A lawyer advising the management team of UK satellite operator Inmarsat on its sale to private equity firms has criticised newspaper reports referring to a ‘controversial’ bonus payment.

The pending sale of Inmarsat, the UK satellite operator, includes a bonus agreement struck with potential financial buyers that has aroused controversy. But a leading lawyer acting on the deal has dismissed claims that shareholders are being shortchanged.

Weekend reports said the sale, which is set to generate proceeds of over £900m, included a £1m one-off payment for Inmarsat chief executive Michael Storey if the business is sold to Apax Partners and Permira, together with a return on his personal equity stake of up to £25m on exit. They also referred to an expected £125m equity upside for the firm’s 13-strong board. The Financial Mail suggested shareholders were ‘irate’ at the prospect.


“The people picking up on this have not understood the way these deals happen,” said Chris Hale, managing partner at City law firm Travers Smith Braithwaite. “The one-off payment referred to is an exit bonus arrangement for a successful sale. It is put in place because shareholders want to incentivise management to get a good exit price and is very commonly used.”
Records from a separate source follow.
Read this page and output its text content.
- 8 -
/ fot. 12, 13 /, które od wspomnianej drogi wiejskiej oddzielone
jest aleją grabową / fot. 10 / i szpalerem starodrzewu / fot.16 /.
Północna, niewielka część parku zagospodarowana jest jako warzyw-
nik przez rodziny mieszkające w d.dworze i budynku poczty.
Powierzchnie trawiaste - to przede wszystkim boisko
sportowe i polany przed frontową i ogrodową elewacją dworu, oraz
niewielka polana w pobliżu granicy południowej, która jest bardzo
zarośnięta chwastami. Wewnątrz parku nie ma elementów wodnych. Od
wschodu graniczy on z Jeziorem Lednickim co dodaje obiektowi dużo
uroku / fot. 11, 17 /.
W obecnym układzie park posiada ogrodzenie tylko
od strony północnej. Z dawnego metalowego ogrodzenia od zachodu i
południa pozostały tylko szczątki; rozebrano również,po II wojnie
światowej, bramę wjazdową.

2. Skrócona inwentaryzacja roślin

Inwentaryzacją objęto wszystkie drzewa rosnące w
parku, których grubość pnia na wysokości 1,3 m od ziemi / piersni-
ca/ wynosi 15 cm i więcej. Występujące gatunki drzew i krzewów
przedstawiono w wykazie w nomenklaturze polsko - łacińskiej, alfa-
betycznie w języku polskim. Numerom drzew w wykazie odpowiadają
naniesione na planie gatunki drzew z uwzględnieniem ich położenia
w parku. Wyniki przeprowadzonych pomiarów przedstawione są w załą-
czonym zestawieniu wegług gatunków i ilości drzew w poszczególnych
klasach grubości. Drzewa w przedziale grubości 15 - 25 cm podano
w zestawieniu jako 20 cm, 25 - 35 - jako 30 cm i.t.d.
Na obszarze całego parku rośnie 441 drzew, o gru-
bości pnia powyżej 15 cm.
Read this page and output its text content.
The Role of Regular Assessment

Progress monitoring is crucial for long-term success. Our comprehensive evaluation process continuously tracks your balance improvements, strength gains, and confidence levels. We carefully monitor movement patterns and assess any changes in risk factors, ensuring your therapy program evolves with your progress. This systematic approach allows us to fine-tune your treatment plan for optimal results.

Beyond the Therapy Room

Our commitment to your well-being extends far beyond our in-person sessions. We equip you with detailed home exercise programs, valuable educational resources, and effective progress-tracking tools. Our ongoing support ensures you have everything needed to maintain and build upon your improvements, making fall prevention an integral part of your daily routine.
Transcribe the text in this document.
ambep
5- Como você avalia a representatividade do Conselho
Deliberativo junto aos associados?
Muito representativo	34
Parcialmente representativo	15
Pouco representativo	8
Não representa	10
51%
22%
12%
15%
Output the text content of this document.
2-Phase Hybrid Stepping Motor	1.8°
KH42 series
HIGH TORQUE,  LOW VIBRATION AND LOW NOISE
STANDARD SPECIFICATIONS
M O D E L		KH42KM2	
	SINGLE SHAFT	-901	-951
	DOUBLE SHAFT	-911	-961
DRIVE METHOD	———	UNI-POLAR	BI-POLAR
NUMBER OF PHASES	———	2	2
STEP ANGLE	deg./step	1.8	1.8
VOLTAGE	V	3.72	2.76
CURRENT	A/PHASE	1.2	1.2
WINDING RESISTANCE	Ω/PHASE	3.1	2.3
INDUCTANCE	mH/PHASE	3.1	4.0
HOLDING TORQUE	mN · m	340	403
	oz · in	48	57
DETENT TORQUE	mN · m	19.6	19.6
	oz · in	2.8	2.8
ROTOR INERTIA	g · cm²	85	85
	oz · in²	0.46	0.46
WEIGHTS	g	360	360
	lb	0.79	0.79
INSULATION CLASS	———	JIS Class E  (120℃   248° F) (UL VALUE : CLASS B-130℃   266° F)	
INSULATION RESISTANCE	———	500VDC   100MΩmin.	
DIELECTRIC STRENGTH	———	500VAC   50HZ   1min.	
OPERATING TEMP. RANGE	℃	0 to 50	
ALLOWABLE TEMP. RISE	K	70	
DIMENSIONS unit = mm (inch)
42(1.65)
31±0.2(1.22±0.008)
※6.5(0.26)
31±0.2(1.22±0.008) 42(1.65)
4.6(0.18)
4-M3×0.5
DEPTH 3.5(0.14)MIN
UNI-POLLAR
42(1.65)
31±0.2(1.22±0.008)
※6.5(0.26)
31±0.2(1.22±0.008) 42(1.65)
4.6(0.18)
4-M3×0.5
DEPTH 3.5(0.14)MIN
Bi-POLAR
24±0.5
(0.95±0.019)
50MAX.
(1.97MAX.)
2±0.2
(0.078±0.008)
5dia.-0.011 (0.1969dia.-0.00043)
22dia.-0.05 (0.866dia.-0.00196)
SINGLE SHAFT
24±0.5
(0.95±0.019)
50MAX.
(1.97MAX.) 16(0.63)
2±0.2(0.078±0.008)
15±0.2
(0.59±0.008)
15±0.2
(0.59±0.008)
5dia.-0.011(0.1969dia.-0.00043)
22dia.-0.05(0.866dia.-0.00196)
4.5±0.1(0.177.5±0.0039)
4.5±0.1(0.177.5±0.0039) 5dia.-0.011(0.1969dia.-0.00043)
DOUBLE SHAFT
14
Hale added that the substantial return on investment for management that the reports referred to was also ‘exactly what you’d expect’ if the business achieved certain performance criteria and was sold for a ‘very good’ price in a few years’ time.


However, Hale said the figures used in the Financial Mail report were misleading because even as the adviser to the management team, he himself did not yet know exactly what figures are involved but admits they are ‘probably not far off the mark’. He says negotiations are still ongoing regarding details of the purchase agreement.


Inmarsat is currently the subject of a bid battle, with Apollo Management and billionaire financier George Soros tipped to trump Apax and Permira with an offer of around £940m.  


Hale was also critical of reports that pointed to shareholder unease at the close relationship between Debenhams’ management and a consortium led by Permira. “Now CVC and Texas Pacific have entered the bidding process that argument holds no water because you have competitive tension.”


Both the Inmarsat and Debenhams auctions have drawn attention to potential conflicts of interest between management teams and shareholders in private equity-backed privatisations. In the case of Debenhams, in an unusual move intended to ensure Debenhams was being sold through a competitive bidding process, the company’s board agreed to foot the bill for due diligence being conducted by both bid consortia.


Had CVC and Texas Pacific subsequently failed to submit a counter-offer to its rival, Debenhams might have been left open to charges of failing to maintain a competitive sales process and hence of failing to act in the best interest of shareholders.